I’ve seen some indications that it can, in the form of mutual aid organizations like Welcome to Chinatown, whose volunteers use design and marketing to help small businesses in their neighborhood connect to customers and sustain themselves during this time. I also think of new initiatives like Salimatu Amabebe and Annika Hansteen-Izora’s Black Feast, and their recent spin-off project, Love Letters to Black People, which offers care packages of desserts—works of art themselves, wrapped in visual art, the whole thing beautifully branded—to Black folks in their communities in Portland. You’ll hear from the founders of both in future columns.
You’ll also hear from designers who are making transparent the global food systems that are purposefully kept opaque. As graphic designer Benedetta Crippa recently reminded me, there are limitations of “going local” in our present economy, which has primed us to expect to be able to eat anything we want whenever we want. In that respect, design can help highlight the effects of a global food industry on more vulnerable economies and help people reevaluate their consumption habits, a topic for another column. As artist Orkan Telhan writes, “design gives us the ability to imagine alternatives, but more importantly it helps us question the morality and ethics of our habits.”

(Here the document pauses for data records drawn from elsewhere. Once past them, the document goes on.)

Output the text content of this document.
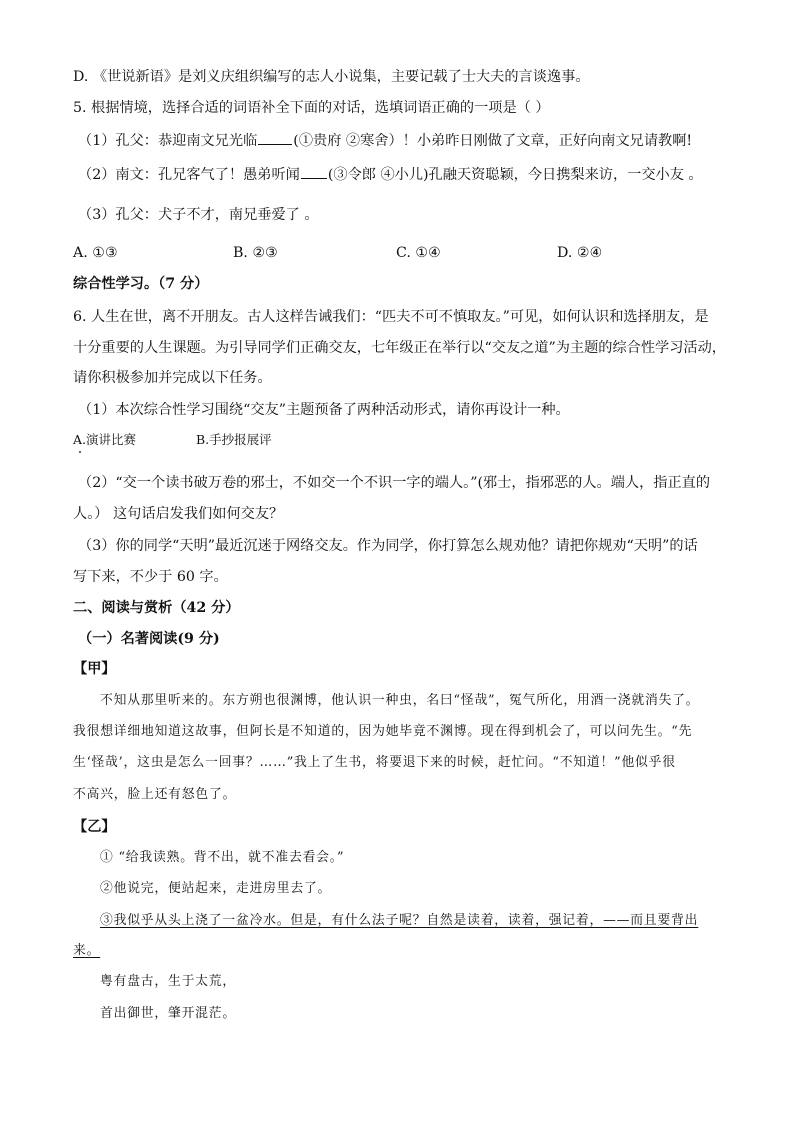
D. 《世说新语》是刘义庆组织编写的志人小说集，主要记载了士大夫的言谈逸事。
5. 根据情境，选择合适的词语补全下面的对话，选填词语正确的一项是（ ）
（1）孔父：恭迎南文兄光临	(①贵府 ②寒舍）！小弟昨日刚做了文章，正好向南文兄请教啊!
（2）南文：孔兄客气了！愚弟听闻 (③令郎 ④小儿)孔融天资聪颖，今日携梨来访，一交小友 。
（3）孔父：犬子不才，南兄垂爱了 。
A. ①③	B. ②③	C. ①④	D. ②④
综合性学习。（7 分）
6. 人生在世，离不开朋友。古人这样告诫我们：“匹夫不可不慎取友。”可见，如何认识和选择朋友，是
十分重要的人生课题。为引导同学们正确交友，七年级正在举行以“交友之道”为主题的综合性学习活动，
请你积极参加并完成以下任务。
（1）本次综合性学习围绕“交友”主题预备了两种活动形式，请你再设计一种。
A.演讲比赛	B.手抄报展评
（2）“交一个读书破万卷的邪士，不如交一个不识一字的端人。”(邪士，指邪恶的人。端人，指正直的
人。） 这句话启发我们如何交友？
（3）你的同学“天明”最近沉迷于网络交友。作为同学，你打算怎么规劝他？请把你规劝“天明”的话
写下来，不少于 60 字。
二、阅读与赏析（42 分）
（一）名著阅读(9 分)
【甲】
不知从那里听来的。东方朔也很渊博，他认识一种虫，名曰“怪哉”，冤气所化，用酒一浇就消失了。
我很想详细地知道这故事，但阿长是不知道的，因为她毕竟不渊博。现在得到机会了，可以问先生。“先
生‘怪哉’，这虫是怎么一回事？……”我上了生书，将要退下来的时候，赶忙问。“不知道！”他似乎很
不高兴，脸上还有怒色了。
【乙】
① “给我读熟。背不出，就不准去看会。”
②他说完，便站起来，走进房里去了。
③我似乎从头上浇了一盆冷水。但是，有什么法子呢？自然是读着，读着，强记着，——而且要背出
来。
粤有盘古，生于太荒，
首出御世，肇开混茫。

This signals that alternative systems for living together are emerging out of the wreckage of a global pandemic, built on nourishment, sustainability, and care.

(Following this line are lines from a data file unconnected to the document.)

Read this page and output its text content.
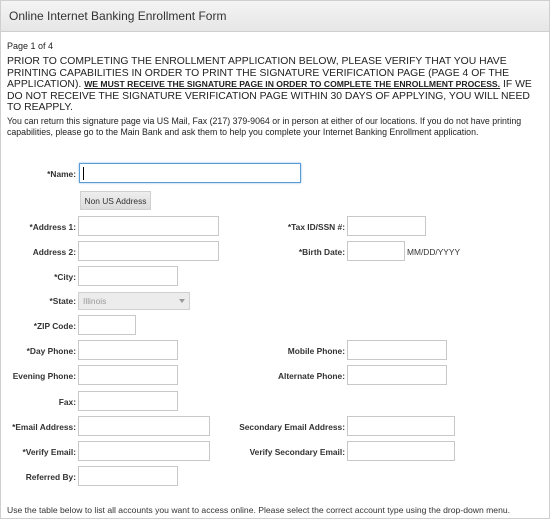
Online Internet Banking Enrollment Form
Page 1 of 4
PRIOR TO COMPLETING THE ENROLLMENT APPLICATION BELOW, PLEASE VERIFY THAT YOU HAVE PRINTING CAPABILITIES IN ORDER TO PRINT THE SIGNATURE VERIFICATION PAGE (PAGE 4 OF THE APPLICATION). WE MUST RECEIVE THE SIGNATURE PAGE IN ORDER TO COMPLETE THE ENROLLMENT PROCESS. IF WE DO NOT RECEIVE THE SIGNATURE VERIFICATION PAGE WITHIN 30 DAYS OF APPLYING, YOU WILL NEED TO REAPPLY.
You can return this signature page via US Mail, Fax (217) 379-9064 or in person at either of our locations. If you do not have printing capabilities, please go to the Main Bank and ask them to help you complete your Internet Banking Enrollment application.
*Name:
Non US Address
*Address 1:
Address 2:
*City:
*State: Illinois
*ZIP Code:
*Day Phone:
Evening Phone:
Fax:
*Email Address:
*Verify Email:
Referred By:
*Tax ID/SSN #:
*Birth Date:	MM/DD/YYYY
Mobile Phone:
Alternate Phone:
Secondary Email Address:
Verify Secondary Email:
Use the table below to list all accounts you want to access online. Please select the correct account type using the drop-down menu.
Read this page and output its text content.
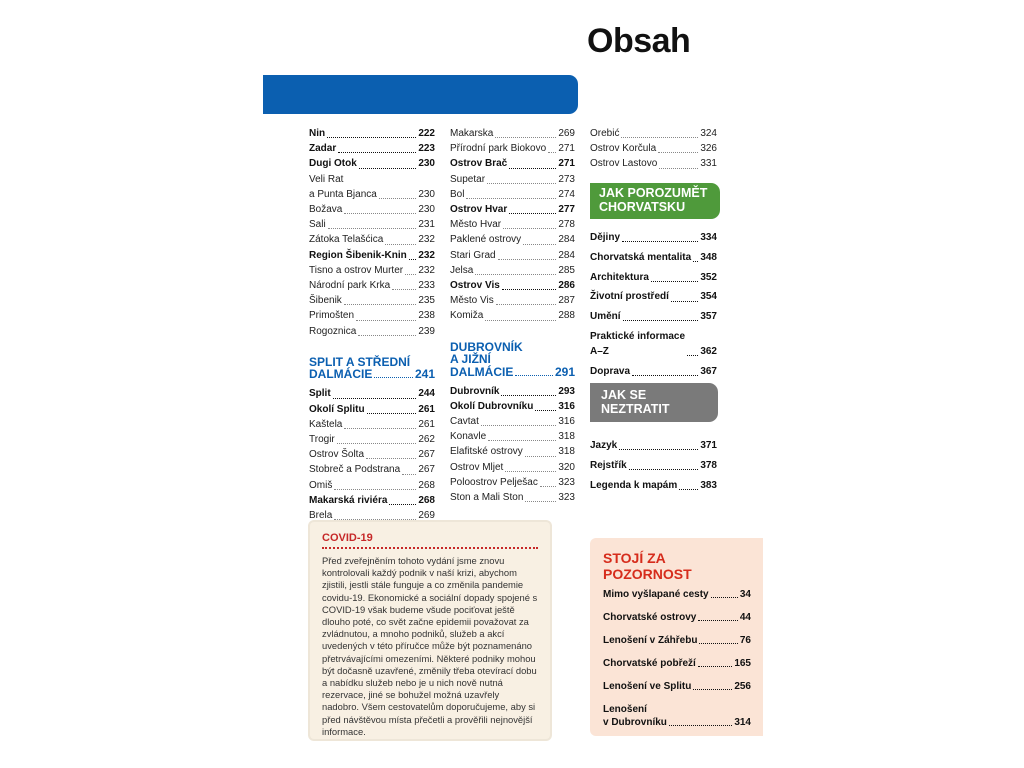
Obsah
Nin	222
Zadar	223
Dugi Otok	230
Veli Rat
a Punta Bjanca	230
Božava	230
Sali	231
Zátoka Telašćica	232
Region Šibenik-Knin 232
Tisno a ostrov Murter 232
Národní park Krka	233
Šibenik	235
Primošten	238
Rogoznica	239
SPLIT A STŘEDNÍ
DALMÁCIE	241
Split	244
Okolí Splitu	261
Kaštela	261
Trogir	262
Ostrov Šolta	267
Stobreč a Podstrana 267
Omiš	268
Makarská riviéra	268
Brela	269
Makarska	269
Přírodní park Biokovo 271
Ostrov Brač	271
Supetar	273
Bol	274
Ostrov Hvar	277
Město Hvar	278
Paklené ostrovy	284
Stari Grad	284
Jelsa	285
Ostrov Vis	286
Město Vis	287
Komiža	288
DUBROVNÍK
A JIŽNÍ
DALMÁCIE	291
Dubrovník	293
Okolí Dubrovníku 316
Cavtat	316
Konavle	318
Elafitské ostrovy	318
Ostrov Mljet	320
Poloostrov Pelješac 323
Ston a Mali Ston	323
Orebić	324
Ostrov Korčula	326
Ostrov Lastovo	331
JAK POROZUMĚT
CHORVATSKU
Dějiny	334
Chorvatská mentalita 348
Architektura	352
Životní prostředí	354
Umění	357
Praktické informace
A–Z	362
Doprava	367
JAK SE
NEZTRATIT
Jazyk	371
Rejstřík	378
Legenda k mapám 383
COVID-19
Před zveřejněním tohoto vydání jsme znovu kontrolovali každý podnik v naší krizi, abychom zjistili, jestli stále funguje a co změnila pandemie covidu-19. Ekonomické a sociální dopady spojené s COVID-19 však budeme všude pociťovat ještě dlouho poté, co svět začne epidemii považovat za zvládnutou, a mnoho podniků, služeb a akcí uvedených v této příručce může být poznamenáno přetrvávajícími omezeními. Některé podniky mohou být dočasně uzavřené, změnily třeba otevírací dobu a nabídku služeb nebo je u nich nově nutná rezervace, jiné se bohužel možná uzavřely nadobro. Všem cestovatelům doporučujeme, aby si před návštěvou místa přečetli a prověřili nejnovější informace.
STOJÍ ZA
POZORNOST
Mimo vyšlapané cesty	34
Chorvatské ostrovy	44
Lenošení v Záhřebu	76
Chorvatské pobřeží	165
Lenošení ve Splitu	256
Lenošení
v Dubrovníku	314
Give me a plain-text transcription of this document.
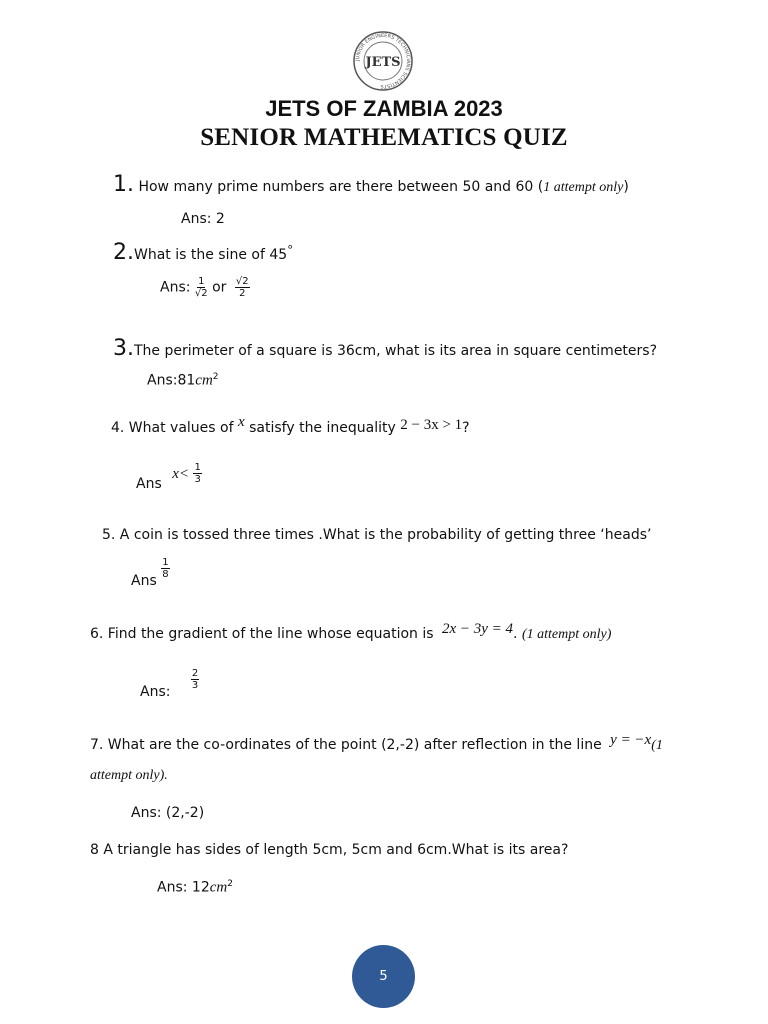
JUNIOR ENGINEERS TECHNICIANS SCIENTISTS
JETS
JETS OF ZAMBIA 2023
SENIOR MATHEMATICS QUIZ
1. How many prime numbers are there between 50 and 60 (1 attempt only)
Ans: 2
2.What is the sine of 45°
Ans: $\frac{1}{√2}$ or $\frac{√2}{2}$
3.The perimeter of a square is 36cm, what is its area in square centimeters?
$Ans:81cm^2$
4. What values of x satisfy the inequality 2 − 3x > 1?
Ans $x< \frac{1}{3}$
5. A coin is tossed three times .What is the probability of getting three ‘heads’
Ans
$\frac{1}{8}$
6. Find the gradient of the line whose equation is 2x − 3y = 4. (1 attempt only)
Ans:
$\frac{2}{3}$
7. What are the co-ordinates of the point (2,-2) after reflection in the line y = −x(1
attempt only).
Ans: (2,-2)
8 A triangle has sides of length 5cm, 5cm and 6cm.What is its area?
Ans: $12cm^2$
5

And finally (for now) I’m interested in exploring what the design world can learn from the food world—both service industries, both enmeshed in commerce and in art, both grappling with capitalism and global systems; and as a writer and editor, I’m also curious what design criticism might learn from food criticism (see: Alicia Kennedy and Vittles). While sitting down to write this, I revisited a 2017 talk by graphic designer David Rudnick in which he admits his obsession with watching Chef’s Table. These fine dining chefs source their ingredients locally, he says, “so they think about their supply chain, they think about their materials. They get to know the ecological impact of their use of materials…and they also know the ways in which that then has [an effect] on their local community.” Designers also source materials, they also work with suppliers, and they also have the opportunity to think about their craft in terms of locality. But unlike in the high-end restaurants on Chef’s Table, designers “have much more open and broadly sourced points with the public that don’t have to be ultra-rarified objects. The onus is on us to work with these parameters and to make them extraordinary.”